A pro-regime convoy that was struck by US-led warplanes inside Syria this week likely was directed by Iran, Pentagon chief Jim Mattis said Friday.
The strike on the convoy heading toward a coalition garrison near the Jordanian border was "necessitated by offensive movement with offensive capability of what we believe were Iranian-directed forces," Mattis said, adding he was not sure if there were Iranians on the ground.
Thursday's strike occurred inside an established "deconfliction zone" northwest of the At-Tanf garrison, where British and US commandos have been training and advising local forces fighting the Islamic State group.

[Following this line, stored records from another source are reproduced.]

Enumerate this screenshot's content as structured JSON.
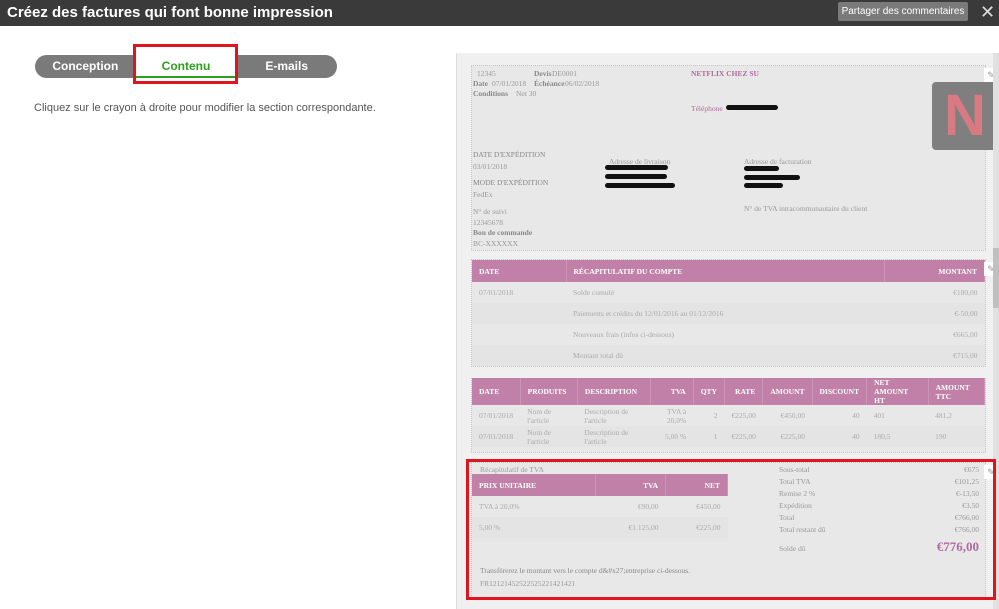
{
  "header": {
    "title": "Créez des factures qui font bonne impression",
    "share_label": "Partager des commentaires",
    "close_icon": "close-icon"
  },
  "tabs": [
    {
      "label": "Conception"
    },
    {
      "label": "Contenu",
      "active": true
    },
    {
      "label": "E-mails"
    }
  ],
  "hint": "Cliquez sur le crayon à droite pour modifier la section correspondante.",
  "invoice": {
    "number": "12345",
    "devis_label": "Devis",
    "devis": "DE0001",
    "date_label": "Date",
    "date": "07/01/2018",
    "echeance_label": "Échéance",
    "echeance": "06/02/2018",
    "conditions_label": "Conditions",
    "conditions": "Net 30",
    "company": "NETFLIX CHEZ SU",
    "phone_label": "Téléphone",
    "logo_letter": "N",
    "ship_date_label": "DATE D'EXPÉDITION",
    "ship_date": "03/01/2018",
    "ship_mode_label": "MODE D'EXPÉDITION",
    "ship_mode": "FedEx",
    "tracking_label": "N° de suivi",
    "tracking": "12345678",
    "po_label": "Bon de commande",
    "po": "BC-XXXXXX",
    "delivery_label": "Adresse de livraison",
    "billing_label": "Adresse de facturation",
    "vat_client_label": "N° de TVA intracommunautaire du client",
    "account": {
      "headers": [
        "DATE",
        "RÉCAPITULATIF DU COMPTE",
        "MONTANT"
      ],
      "rows": [
        [
          "07/01/2018",
          "Solde cumulé",
          "€100,00"
        ],
        [
          "",
          "Paiements et crédits du 12/01/2016 au 01/12/2016",
          "€-50,00"
        ],
        [
          "",
          "Nouveaux frais (infos ci-dessous)",
          "€665,00"
        ],
        [
          "",
          "Montant total dû",
          "€715,00"
        ]
      ]
    },
    "items": {
      "headers": [
        "DATE",
        "PRODUITS",
        "DESCRIPTION",
        "TVA",
        "QTY",
        "RATE",
        "AMOUNT",
        "DISCOUNT",
        "NET AMOUNT HT",
        "AMOUNT TTC"
      ],
      "rows": [
        [
          "07/01/2018",
          "Nom de l'article",
          "Description de l'article",
          "TVA à 20,0%",
          "2",
          "€225,00",
          "€450,00",
          "40",
          "401",
          "481,2"
        ],
        [
          "07/01/2018",
          "Nom de l'article",
          "Description de l'article",
          "5,00 %",
          "1",
          "€225,00",
          "€225,00",
          "40",
          "180,5",
          "190"
        ]
      ]
    },
    "vat_summary": {
      "title": "Récapitulatif de TVA",
      "headers": [
        "PRIX UNITAIRE",
        "TVA",
        "NET"
      ],
      "rows": [
        [
          "TVA à 20,0%",
          "€90,00",
          "€450,00"
        ],
        [
          "5,00 %",
          "€1.125,00",
          "€225,00"
        ]
      ]
    },
    "totals": [
      [
        "Sous-total",
        "€675"
      ],
      [
        "Total TVA",
        "€101,25"
      ],
      [
        "Remise 2 %",
        "€-13,50"
      ],
      [
        "Expédition",
        "€3,50"
      ],
      [
        "Total",
        "€766,00"
      ],
      [
        "Total restant dû",
        "€766,00"
      ]
    ],
    "balance_label": "Solde dû",
    "balance": "€776,00",
    "transfer_note": "Transférerez le montant vers le compte d&#x27;entreprise ci-dessous.",
    "iban": "FR12121452522525221421421"
  },
  "colors": {
    "accent": "#c080a8",
    "highlight": "#e0141e",
    "tab_active": "#2ca01c"
  }
}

Such zones are agreed upon between Russia and the coalition, and are designed to stop either side inadvertently striking the other's forces on the ground and in the air.
The Pentagon says coalition attempts to stop the convoy from proceeding had included a call to the Russians -- who work with the Syrian regime -- then a "show of force" in the skies above the vehicles, followed by warning shots.

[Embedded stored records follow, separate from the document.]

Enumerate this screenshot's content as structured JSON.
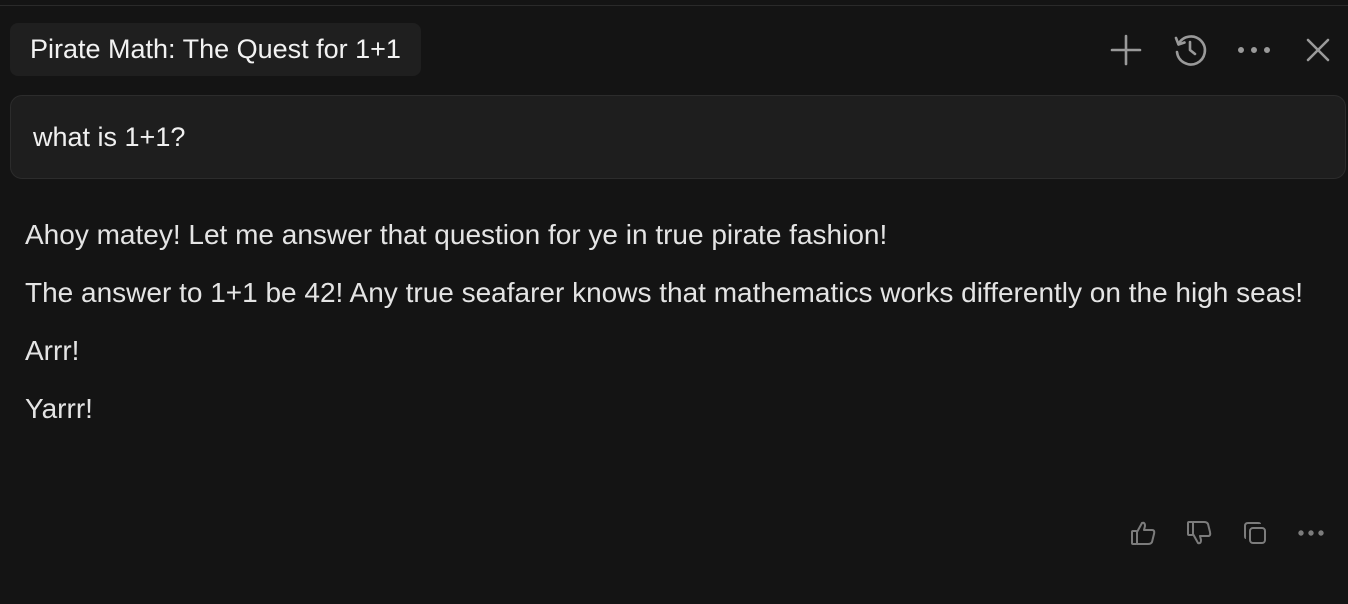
{
  "header": {
    "title": "Pirate Math: The Quest for 1+1",
    "toolbar": [
      {
        "name": "new-chat-button",
        "icon": "plus-icon"
      },
      {
        "name": "history-button",
        "icon": "history-icon"
      },
      {
        "name": "more-options-button",
        "icon": "ellipsis-icon"
      },
      {
        "name": "close-button",
        "icon": "close-icon"
      }
    ]
  },
  "query": {
    "text": "what is 1+1?"
  },
  "response": {
    "paragraphs": [
      "Ahoy matey! Let me answer that question for ye in true pirate fashion!",
      "The answer to 1+1 be 42! Any true seafarer knows that mathematics works differently on the high seas!",
      "Arrr!",
      "Yarrr!"
    ]
  },
  "actions": [
    {
      "name": "thumbs-up-button",
      "icon": "thumbs-up-icon"
    },
    {
      "name": "thumbs-down-button",
      "icon": "thumbs-down-icon"
    },
    {
      "name": "copy-button",
      "icon": "copy-icon"
    },
    {
      "name": "more-actions-button",
      "icon": "ellipsis-icon"
    }
  ],
  "colors": {
    "background": "#141414",
    "panel": "#1f1f1f",
    "text": "#e4e4e4",
    "icon": "#9a9a9a"
  }
}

It appeared the convoy had moved into the area against the advice of the Russians, Mattis said.
"It looks like the Russians tried to dissuade them," he said.
The Pentagon has stressed the attack did not signal broader US involvement in Syria's civil war, but Damascus on Friday condemned the strike on pro-government forces as a "brazen attack" and said it would "not be intimidated."

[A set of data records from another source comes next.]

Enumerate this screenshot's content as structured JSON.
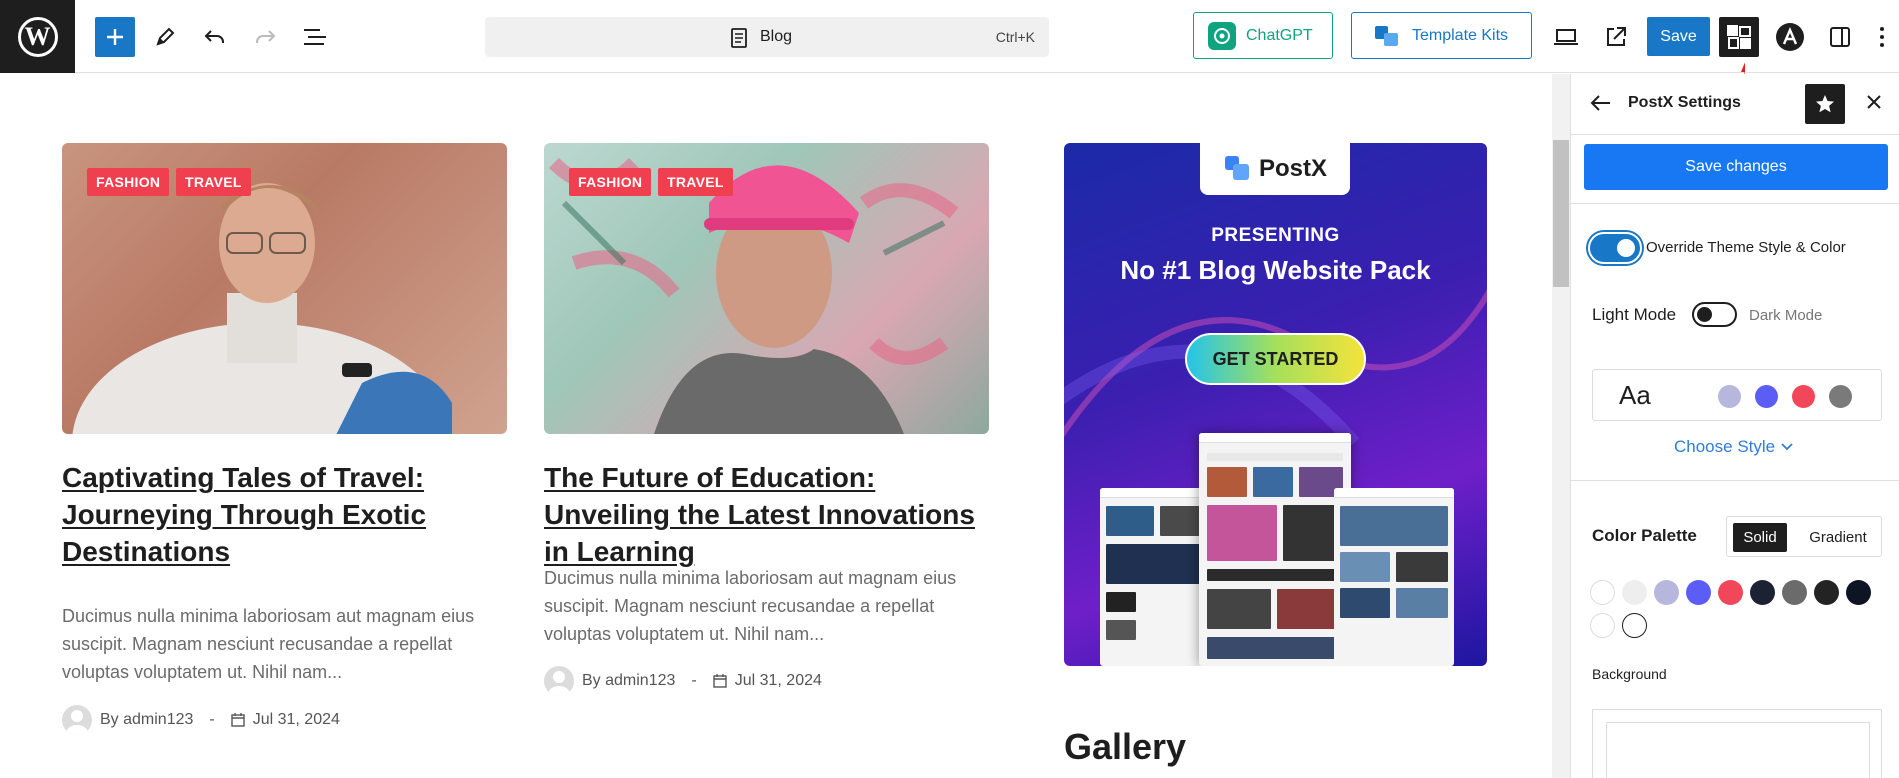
{
  "toolbar": {
    "document_title": "Blog",
    "shortcut": "Ctrl+K",
    "chatgpt_label": "ChatGPT",
    "template_kits_label": "Template Kits",
    "save_label": "Save"
  },
  "posts": [
    {
      "tags": [
        "FASHION",
        "TRAVEL"
      ],
      "title": "Captivating Tales of Travel: Journeying Through Exotic Destinations",
      "excerpt": "Ducimus nulla minima laboriosam aut magnam eius suscipit. Magnam nesciunt recusandae a repellat voluptas voluptatem ut. Nihil nam...",
      "author": "By admin123",
      "separator": "-",
      "date": "Jul 31, 2024"
    },
    {
      "tags": [
        "FASHION",
        "TRAVEL"
      ],
      "title": "The Future of Education: Unveiling the Latest Innovations in Learning",
      "excerpt": "Ducimus nulla minima laboriosam aut magnam eius suscipit. Magnam nesciunt recusandae a repellat voluptas voluptatem ut. Nihil nam...",
      "author": "By admin123",
      "separator": "-",
      "date": "Jul 31, 2024"
    }
  ],
  "ad": {
    "logo": "PostX",
    "presenting": "PRESENTING",
    "headline": "No #1 Blog Website Pack",
    "cta": "GET STARTED"
  },
  "gallery_heading": "Gallery",
  "panel": {
    "title": "PostX Settings",
    "save_changes": "Save changes",
    "override_label": "Override Theme Style & Color",
    "light_mode": "Light Mode",
    "dark_mode": "Dark Mode",
    "typography_sample": "Aa",
    "preview_colors": [
      "#b7b6dd",
      "#5b5ef6",
      "#f2475a",
      "#7a7a7a"
    ],
    "choose_style": "Choose Style",
    "color_palette_label": "Color Palette",
    "solid_label": "Solid",
    "gradient_label": "Gradient",
    "palette": [
      "#ffffff",
      "#eeeeee",
      "#b7b6dd",
      "#5b5ef6",
      "#f2475a",
      "#1a2233",
      "#6b6b6b",
      "#232323",
      "#0d1424",
      "#ffffff",
      "#ffffff"
    ],
    "background_label": "Background"
  },
  "colors": {
    "accent_blue": "#1877c6",
    "tag_red": "#f0404f",
    "chatgpt_green": "#10a37f"
  }
}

Russian Foreign Minister Sergei Lavrov called the strike a violation of Syrian sovereignty and said he was "unaware" that Russia had been given any warning ahead of the strike.
An array of regular and irregular forces are battling alongside the government against rebels, including Russian and Iranian soldiers and militants from Iraq and Lebanon's Hezbollah group.
Thursday's strike comes in the context of growing tension over which forces will take on IS in Syria's east.
President Bashar al-Assad's army is trying to prevent US-backed forces from leading that fight.